Assim como outras religiões, o cristianismo possui normas e valores "divinos" que devem ser obedecidas por todos os seus seguidores.
A palavra moral, em sua essência, está diretamente ligada às normas e valores herdadas do passado. Ela possui um sentido daquilo que é transmitido, um código de comportamentos e juízos já construídos, mais ou menos cristalizados; constitui-se em um conjunto fixo e acabado de normas e regras. É da natureza do cristianismo admitir que o homem não é capaz, reduzido apenas às suas próprias forças, aos seus sentidos e à razão, descobrir a plenitude das verdades e dos valores. Assim, o sentido moral da religião cristã reside, exatamente, em aceitar que somente Deus sabe o que é certo em relação a qualquer coisa. Essa certeza foi transmitida pelos escolhidos e encontra-se escrita e registrada na Bíblia.
Deus fala e instrui os homens com seus preceitos, declarando-lhes quais são as vias retas da vida humana. As regras da vida humana são ensinadas do alto, seu conhecimento nos é dado pela fé, não pela razão. A humanidade se encontra, assim, na presença de uma moral revelada. Essa é dada ao homem com a autoridade infalível, incontestável e absoluta da palavra de Deus. A ordem moral adquire, com isso, uma fixidez, uma solidez, um rigor que se traduz em determinações incondicionais e em exigências absolutas. Todos aqueles que obedecem e seguem essas regras, possuem a chamada fé religiosa. Essa fé é mais de que uma crença; é uma confiança em Deus. Por isso, o religioso é aquele que se inclina diante das vontades de Deus, em uma atitude de "humilhação" e adoração. Sua verdadeira prece é aquela que nada mais pede além da coragem de suportar a vontade de Deus: "que seja feita a Tua vontade".
Somos pecadores, não temos condições de traçar qualquer regra de vida boa, assim, para caminharmos bem, precisamos seguir as ordenações de Deus; mas, antes, necessitamos do seu perdão. É preciso transcender a condição humana pela Graça de Deus.
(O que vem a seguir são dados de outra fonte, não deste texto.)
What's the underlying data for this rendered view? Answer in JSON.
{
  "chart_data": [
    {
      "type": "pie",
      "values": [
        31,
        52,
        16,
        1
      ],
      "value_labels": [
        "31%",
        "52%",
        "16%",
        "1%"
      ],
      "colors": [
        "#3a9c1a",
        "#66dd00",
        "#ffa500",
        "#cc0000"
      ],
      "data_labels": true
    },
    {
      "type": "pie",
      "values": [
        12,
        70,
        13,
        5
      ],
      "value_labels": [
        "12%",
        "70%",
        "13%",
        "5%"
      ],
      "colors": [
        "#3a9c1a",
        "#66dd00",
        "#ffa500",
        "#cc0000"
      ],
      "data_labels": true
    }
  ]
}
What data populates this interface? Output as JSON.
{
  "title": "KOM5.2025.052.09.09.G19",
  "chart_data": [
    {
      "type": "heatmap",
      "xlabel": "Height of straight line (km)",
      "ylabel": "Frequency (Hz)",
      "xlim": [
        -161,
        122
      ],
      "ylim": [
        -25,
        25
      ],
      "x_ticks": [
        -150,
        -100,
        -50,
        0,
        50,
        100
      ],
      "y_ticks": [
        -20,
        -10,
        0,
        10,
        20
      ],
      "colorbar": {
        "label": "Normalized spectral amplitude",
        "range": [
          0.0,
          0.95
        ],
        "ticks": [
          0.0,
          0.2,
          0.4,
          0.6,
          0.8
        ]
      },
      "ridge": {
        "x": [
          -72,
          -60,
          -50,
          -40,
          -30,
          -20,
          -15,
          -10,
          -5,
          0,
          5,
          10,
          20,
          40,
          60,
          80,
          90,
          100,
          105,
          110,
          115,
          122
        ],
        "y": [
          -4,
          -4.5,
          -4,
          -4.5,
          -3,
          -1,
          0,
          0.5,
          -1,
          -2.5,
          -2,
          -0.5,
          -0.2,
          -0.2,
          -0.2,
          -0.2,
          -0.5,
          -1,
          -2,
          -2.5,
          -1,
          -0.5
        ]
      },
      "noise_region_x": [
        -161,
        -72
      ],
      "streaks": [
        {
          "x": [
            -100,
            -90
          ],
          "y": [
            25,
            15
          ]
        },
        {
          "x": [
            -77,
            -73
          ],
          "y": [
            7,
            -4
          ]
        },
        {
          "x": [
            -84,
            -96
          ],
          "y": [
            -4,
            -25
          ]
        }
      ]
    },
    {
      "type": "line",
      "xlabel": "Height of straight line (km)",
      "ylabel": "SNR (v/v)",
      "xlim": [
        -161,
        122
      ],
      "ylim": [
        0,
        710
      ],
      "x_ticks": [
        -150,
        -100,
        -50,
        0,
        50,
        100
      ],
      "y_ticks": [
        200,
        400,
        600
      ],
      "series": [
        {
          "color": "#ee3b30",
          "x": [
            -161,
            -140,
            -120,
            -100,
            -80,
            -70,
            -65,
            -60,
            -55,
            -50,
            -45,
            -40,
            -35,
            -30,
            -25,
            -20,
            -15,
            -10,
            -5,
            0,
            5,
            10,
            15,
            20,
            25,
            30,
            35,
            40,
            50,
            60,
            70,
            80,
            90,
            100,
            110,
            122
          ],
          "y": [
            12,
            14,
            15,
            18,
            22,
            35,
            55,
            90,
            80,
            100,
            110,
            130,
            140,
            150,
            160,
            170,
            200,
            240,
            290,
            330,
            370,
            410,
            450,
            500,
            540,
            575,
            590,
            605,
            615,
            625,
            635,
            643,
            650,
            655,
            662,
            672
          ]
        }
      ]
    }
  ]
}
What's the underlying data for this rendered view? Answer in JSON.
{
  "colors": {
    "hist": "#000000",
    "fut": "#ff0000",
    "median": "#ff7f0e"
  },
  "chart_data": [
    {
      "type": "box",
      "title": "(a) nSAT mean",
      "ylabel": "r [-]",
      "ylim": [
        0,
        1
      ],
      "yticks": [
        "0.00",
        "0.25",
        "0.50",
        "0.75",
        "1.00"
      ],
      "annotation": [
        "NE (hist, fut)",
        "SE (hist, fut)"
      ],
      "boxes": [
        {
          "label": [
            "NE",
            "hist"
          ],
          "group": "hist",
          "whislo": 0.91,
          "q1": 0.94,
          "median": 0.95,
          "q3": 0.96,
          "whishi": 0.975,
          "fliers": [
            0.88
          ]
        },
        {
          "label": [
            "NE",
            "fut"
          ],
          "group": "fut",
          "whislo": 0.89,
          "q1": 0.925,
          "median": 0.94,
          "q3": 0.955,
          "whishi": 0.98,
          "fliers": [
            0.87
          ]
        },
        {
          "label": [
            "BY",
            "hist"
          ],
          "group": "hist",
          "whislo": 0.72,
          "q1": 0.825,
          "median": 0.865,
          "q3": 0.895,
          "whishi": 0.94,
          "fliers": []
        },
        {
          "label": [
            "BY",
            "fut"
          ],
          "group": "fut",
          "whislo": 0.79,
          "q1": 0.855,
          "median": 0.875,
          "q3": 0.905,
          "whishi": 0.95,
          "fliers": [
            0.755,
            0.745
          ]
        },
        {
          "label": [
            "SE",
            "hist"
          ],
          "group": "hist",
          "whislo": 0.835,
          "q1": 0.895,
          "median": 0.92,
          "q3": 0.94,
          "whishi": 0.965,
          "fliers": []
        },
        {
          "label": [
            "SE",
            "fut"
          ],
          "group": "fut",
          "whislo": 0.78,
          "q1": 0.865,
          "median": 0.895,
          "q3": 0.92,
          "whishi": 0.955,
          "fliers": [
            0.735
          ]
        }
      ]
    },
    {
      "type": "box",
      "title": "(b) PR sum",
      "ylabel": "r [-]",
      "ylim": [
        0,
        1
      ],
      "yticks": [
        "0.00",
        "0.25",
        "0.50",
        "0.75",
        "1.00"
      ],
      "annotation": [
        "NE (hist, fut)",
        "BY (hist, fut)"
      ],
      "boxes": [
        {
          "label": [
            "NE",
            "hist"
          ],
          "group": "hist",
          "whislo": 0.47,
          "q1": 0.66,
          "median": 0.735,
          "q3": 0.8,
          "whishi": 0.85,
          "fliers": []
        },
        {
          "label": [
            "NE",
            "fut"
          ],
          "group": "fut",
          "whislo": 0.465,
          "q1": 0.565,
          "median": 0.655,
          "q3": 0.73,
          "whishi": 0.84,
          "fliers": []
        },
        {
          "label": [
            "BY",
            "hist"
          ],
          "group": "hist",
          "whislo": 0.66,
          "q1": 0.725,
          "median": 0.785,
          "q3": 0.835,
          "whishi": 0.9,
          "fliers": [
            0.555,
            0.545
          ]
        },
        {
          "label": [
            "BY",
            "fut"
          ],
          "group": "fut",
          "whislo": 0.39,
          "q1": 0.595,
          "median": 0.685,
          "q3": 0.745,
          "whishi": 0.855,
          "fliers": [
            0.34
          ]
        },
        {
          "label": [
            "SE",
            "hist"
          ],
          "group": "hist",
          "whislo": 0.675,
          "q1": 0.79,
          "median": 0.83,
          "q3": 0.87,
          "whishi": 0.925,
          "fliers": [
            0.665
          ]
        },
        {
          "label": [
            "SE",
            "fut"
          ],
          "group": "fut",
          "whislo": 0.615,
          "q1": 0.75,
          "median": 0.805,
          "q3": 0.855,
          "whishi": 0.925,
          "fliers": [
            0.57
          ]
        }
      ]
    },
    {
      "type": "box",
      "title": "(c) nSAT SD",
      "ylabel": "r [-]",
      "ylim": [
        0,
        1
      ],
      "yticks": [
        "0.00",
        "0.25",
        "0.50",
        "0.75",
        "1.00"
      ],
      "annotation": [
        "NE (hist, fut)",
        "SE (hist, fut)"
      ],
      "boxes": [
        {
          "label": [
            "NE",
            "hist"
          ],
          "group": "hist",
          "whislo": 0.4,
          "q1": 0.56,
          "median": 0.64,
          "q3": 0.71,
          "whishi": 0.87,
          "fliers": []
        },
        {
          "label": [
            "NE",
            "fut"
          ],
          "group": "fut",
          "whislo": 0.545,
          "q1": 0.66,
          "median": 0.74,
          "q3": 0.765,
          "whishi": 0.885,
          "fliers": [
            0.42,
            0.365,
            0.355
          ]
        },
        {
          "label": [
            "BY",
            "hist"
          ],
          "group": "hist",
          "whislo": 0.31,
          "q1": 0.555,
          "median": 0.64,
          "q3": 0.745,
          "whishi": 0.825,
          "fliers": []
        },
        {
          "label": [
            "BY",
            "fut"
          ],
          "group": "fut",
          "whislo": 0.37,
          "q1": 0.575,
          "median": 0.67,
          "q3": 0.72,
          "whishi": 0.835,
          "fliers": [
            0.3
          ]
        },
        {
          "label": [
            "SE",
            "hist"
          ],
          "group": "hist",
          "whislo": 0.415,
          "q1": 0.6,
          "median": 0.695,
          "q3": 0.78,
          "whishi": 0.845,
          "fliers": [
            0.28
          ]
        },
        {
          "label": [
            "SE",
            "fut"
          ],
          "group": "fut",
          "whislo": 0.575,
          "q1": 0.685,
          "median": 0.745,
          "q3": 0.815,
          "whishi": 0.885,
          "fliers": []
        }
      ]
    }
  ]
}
O sentido moral do cristianismo soa, portanto, como absoluto: só há um único caminho certo; uma única verdade e uma única forma de se viver plenamente: o Cristo, a fonte de toda moral. E a fé de um cristão o dispensa de colocar a si mesmo qualquer questão sobre o sentido da vida. Mas, não basta dizer "eu creio", "eu vou à Igreja", "eu tenho a minha fé". É necessário aceitar os valores propostos pelo Evangelho e agir no concreto em consonância com os mesmos.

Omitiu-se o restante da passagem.